Of course the book has no bearing on happenings on set, unless both are sailing in the sea of blah,blah,blah.
I am not seeking to blame literary creations (we have enough problems with book bannings), but view them as indicative of a culture that bleats “Protect Children” and uses that “protection” to harm them.
Jake: Really interesting take. I have seen the movie, but not read the novel. A horror movie from my childhood that made a big impression on me was The Amityville Horror (it was filmed in the town I lived in at the time, based on a “true” story, and my parents took me to see it at age 11 for Family Home Evening, which was a parenting choice I guess). I like the “You Are Good” movie podcast, and they discussed this film. They talked about several horror films from the 70s, of which this was one, that all shared a certain formula: 1) your family’s problems are all due to Satan, and 2) only the Catholic Church can help. Amityville Horror, for those who’ve watched it or read it, conveniently overlooks and downplays the fact that the stepdad is getting more and more emotionally abusive, and the family is in his control. Instead of criticizing patriarchy and the terrible man running the household, it must be Satan.
But then they spent some time talking about exorcism (or maybe this was on the other Sarah Marshall podcast You’re Wrong About, and the weird thing was that objective studies showed that exorcism…wait for it…works. That doesn’t mean it’s necessarily casting out demons, but the ritual (for believers anyway) alters the symptoms of the afflicted. I’d have to go back and re-listen to it because it’s been a while.
Anyway, very interesting thoughts. Thanks for sharing! This sounds like great book club fodder. Have you considered starting a virtual book club? (I’d also recommend some other 70s staples like Stepford Wives, but the book).

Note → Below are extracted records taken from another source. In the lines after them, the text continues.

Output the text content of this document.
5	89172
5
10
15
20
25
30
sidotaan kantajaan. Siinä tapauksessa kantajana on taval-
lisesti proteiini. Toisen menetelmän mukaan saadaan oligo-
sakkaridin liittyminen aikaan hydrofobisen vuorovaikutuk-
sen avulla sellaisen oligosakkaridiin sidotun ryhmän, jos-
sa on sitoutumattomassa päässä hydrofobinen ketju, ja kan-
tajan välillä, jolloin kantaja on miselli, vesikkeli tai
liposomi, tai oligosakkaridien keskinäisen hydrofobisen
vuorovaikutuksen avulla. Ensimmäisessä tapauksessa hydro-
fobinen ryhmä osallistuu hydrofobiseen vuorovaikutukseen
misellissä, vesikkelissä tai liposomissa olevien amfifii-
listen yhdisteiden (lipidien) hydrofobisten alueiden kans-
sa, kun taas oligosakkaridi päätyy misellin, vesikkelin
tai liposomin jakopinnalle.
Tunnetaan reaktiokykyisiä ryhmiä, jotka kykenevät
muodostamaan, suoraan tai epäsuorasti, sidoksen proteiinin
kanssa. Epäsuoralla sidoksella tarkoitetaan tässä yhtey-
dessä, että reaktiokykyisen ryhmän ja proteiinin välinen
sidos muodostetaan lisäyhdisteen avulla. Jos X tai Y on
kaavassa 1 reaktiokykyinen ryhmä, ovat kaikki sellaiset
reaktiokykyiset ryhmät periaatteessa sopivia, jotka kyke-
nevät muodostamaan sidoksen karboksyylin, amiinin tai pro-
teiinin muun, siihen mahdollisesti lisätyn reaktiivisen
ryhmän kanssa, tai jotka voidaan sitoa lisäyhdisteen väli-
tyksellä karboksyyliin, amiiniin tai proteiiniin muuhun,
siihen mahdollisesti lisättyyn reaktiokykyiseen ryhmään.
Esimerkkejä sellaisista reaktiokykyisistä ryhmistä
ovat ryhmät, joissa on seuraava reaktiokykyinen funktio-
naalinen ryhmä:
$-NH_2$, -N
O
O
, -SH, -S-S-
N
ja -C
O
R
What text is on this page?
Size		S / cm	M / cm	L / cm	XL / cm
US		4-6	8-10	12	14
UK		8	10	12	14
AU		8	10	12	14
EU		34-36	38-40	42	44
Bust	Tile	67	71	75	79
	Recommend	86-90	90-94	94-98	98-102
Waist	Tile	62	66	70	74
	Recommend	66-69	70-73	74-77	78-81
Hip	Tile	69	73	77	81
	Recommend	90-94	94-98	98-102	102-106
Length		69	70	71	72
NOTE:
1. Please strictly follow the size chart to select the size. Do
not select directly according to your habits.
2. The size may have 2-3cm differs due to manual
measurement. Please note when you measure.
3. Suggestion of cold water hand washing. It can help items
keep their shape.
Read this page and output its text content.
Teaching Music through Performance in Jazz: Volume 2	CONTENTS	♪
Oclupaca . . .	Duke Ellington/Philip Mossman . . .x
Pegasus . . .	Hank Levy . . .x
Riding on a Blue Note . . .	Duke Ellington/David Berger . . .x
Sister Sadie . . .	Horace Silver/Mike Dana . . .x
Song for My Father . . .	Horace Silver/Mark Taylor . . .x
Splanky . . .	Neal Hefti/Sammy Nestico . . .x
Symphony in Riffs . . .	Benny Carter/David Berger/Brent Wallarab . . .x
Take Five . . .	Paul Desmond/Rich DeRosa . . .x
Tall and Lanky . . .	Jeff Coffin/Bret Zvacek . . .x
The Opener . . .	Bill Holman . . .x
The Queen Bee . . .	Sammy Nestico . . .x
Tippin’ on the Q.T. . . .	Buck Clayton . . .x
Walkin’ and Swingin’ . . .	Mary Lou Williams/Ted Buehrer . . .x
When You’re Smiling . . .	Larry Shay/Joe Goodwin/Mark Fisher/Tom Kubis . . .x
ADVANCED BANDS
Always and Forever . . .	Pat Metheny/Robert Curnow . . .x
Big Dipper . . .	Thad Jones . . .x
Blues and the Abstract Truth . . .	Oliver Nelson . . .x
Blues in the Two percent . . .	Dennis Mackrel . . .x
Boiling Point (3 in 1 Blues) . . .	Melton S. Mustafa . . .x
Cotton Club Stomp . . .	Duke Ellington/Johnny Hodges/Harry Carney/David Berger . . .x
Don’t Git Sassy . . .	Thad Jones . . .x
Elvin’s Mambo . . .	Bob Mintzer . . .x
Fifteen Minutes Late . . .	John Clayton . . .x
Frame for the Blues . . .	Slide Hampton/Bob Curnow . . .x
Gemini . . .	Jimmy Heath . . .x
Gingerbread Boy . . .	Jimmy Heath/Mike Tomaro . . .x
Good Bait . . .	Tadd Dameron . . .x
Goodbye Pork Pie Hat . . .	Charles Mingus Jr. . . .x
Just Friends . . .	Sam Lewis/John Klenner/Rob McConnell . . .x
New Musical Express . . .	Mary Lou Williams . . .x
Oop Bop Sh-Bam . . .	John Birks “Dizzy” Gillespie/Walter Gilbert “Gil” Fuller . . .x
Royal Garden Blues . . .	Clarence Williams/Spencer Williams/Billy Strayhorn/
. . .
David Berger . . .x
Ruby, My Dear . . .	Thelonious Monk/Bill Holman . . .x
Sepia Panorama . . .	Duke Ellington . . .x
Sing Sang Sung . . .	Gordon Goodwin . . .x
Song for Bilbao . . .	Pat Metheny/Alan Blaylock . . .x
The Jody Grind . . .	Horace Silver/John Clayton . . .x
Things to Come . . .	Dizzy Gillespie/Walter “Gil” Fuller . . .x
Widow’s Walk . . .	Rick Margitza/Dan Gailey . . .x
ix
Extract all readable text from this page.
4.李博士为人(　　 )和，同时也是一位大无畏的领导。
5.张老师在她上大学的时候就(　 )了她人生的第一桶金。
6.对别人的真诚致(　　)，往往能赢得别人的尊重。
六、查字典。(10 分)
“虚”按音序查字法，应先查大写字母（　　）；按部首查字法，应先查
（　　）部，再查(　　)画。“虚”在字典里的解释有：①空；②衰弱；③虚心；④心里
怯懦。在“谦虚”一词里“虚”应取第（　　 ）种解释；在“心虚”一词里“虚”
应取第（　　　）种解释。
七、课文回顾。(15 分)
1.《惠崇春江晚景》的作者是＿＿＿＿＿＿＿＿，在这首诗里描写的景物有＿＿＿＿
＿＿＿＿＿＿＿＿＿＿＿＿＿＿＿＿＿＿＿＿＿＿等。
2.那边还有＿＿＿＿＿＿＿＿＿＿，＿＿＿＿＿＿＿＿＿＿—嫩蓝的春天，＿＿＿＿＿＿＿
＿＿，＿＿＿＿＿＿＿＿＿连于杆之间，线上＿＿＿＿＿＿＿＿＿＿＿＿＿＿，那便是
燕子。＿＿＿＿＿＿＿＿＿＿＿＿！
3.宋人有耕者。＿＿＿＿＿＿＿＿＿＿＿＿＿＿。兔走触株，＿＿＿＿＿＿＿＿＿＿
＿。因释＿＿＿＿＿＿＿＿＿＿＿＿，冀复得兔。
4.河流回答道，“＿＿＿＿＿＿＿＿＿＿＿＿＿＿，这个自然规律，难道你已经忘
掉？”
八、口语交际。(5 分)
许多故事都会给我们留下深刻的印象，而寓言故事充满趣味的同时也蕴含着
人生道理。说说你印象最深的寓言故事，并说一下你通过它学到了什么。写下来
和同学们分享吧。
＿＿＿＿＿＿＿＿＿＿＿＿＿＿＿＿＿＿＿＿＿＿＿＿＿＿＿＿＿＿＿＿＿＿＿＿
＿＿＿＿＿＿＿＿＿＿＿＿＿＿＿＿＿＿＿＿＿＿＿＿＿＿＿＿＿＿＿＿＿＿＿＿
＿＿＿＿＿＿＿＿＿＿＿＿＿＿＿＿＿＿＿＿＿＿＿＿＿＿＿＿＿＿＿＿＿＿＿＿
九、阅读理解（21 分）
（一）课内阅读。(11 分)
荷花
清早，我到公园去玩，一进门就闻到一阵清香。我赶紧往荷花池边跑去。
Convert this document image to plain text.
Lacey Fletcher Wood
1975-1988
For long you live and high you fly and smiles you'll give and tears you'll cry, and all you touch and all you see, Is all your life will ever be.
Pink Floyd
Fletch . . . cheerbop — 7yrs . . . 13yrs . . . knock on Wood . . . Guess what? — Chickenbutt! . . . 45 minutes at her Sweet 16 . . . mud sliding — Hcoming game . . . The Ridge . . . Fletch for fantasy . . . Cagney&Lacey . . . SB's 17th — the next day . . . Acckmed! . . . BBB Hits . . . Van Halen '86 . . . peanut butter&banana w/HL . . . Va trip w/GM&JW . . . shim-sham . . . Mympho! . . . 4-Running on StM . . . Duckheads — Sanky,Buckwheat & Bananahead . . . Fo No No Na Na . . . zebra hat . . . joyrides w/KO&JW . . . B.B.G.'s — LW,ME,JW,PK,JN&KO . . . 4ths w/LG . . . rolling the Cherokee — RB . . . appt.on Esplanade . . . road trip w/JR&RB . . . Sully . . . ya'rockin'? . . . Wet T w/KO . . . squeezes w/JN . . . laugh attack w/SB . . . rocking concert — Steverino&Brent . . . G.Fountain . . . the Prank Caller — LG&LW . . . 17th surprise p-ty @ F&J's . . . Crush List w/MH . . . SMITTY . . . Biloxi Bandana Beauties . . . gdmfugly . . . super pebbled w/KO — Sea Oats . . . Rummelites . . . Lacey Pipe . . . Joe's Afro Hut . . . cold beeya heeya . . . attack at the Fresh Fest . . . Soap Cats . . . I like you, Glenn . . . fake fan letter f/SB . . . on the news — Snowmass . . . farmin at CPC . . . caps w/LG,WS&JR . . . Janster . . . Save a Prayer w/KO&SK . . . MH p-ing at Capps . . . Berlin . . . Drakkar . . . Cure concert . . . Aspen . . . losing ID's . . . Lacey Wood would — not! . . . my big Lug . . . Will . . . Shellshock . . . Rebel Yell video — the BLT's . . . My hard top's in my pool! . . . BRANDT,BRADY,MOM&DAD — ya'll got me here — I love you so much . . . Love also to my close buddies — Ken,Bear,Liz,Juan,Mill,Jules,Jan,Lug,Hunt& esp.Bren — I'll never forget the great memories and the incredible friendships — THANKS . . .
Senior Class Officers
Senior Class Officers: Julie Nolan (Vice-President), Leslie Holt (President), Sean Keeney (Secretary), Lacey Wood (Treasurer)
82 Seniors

Hi Angela. Thanks for mentioning the objective studies. Such an important point. One of the things where the movie stays close to what the novel discusses in more detail, The Exorcist discusses the suggestibility factor. Ironically, the credulity that gets a person into believing they are possessed is the same thing which enables them to be freed via exorcism. In The Exorcist, even Karras advocates for pursuing biological/medical methods above all else. When those fail, psychiatric methods serve as a fall back. Only when those also come up short, is exorcism on the table as a last resort. A more recent film, The Exorcism of Emily Rose, addresses this in a courtroom dialogue where they talk about the ritual providing a psycho-spiritual shock that the victim needs to bring them out of the mental state, regardless of if it’s authentic possession. Fascinating to me
Like you, I remember Amityville Horror being a big deal, but I don’t think I ever watched it. Poltergeist was the one my folks let us try as kids. I guess a guy tearing his own face off is okay as long as Spielberg is producing and Satan isn’t involved, just nondescript ghosts…
Jake C.: (hjss) Your mother drinks coffee in the Telestial Kingdom! 😉 But yeah, I forgot about the last rites. It’s been awhile. There were sequels too, but we don’t talk about those…
Some good movie demons in “Hereditary” and “A Dark Song.” (Goetic / Solomonic, not Catholic.) For novels, I like “Son of the Endless Night” (John Farris) where a fundy exorcist drives a van with a neon cross on it, speaking in “the Unknown Tongue” through a loudspeaker. I mean, demons can’t all be high church Catholic!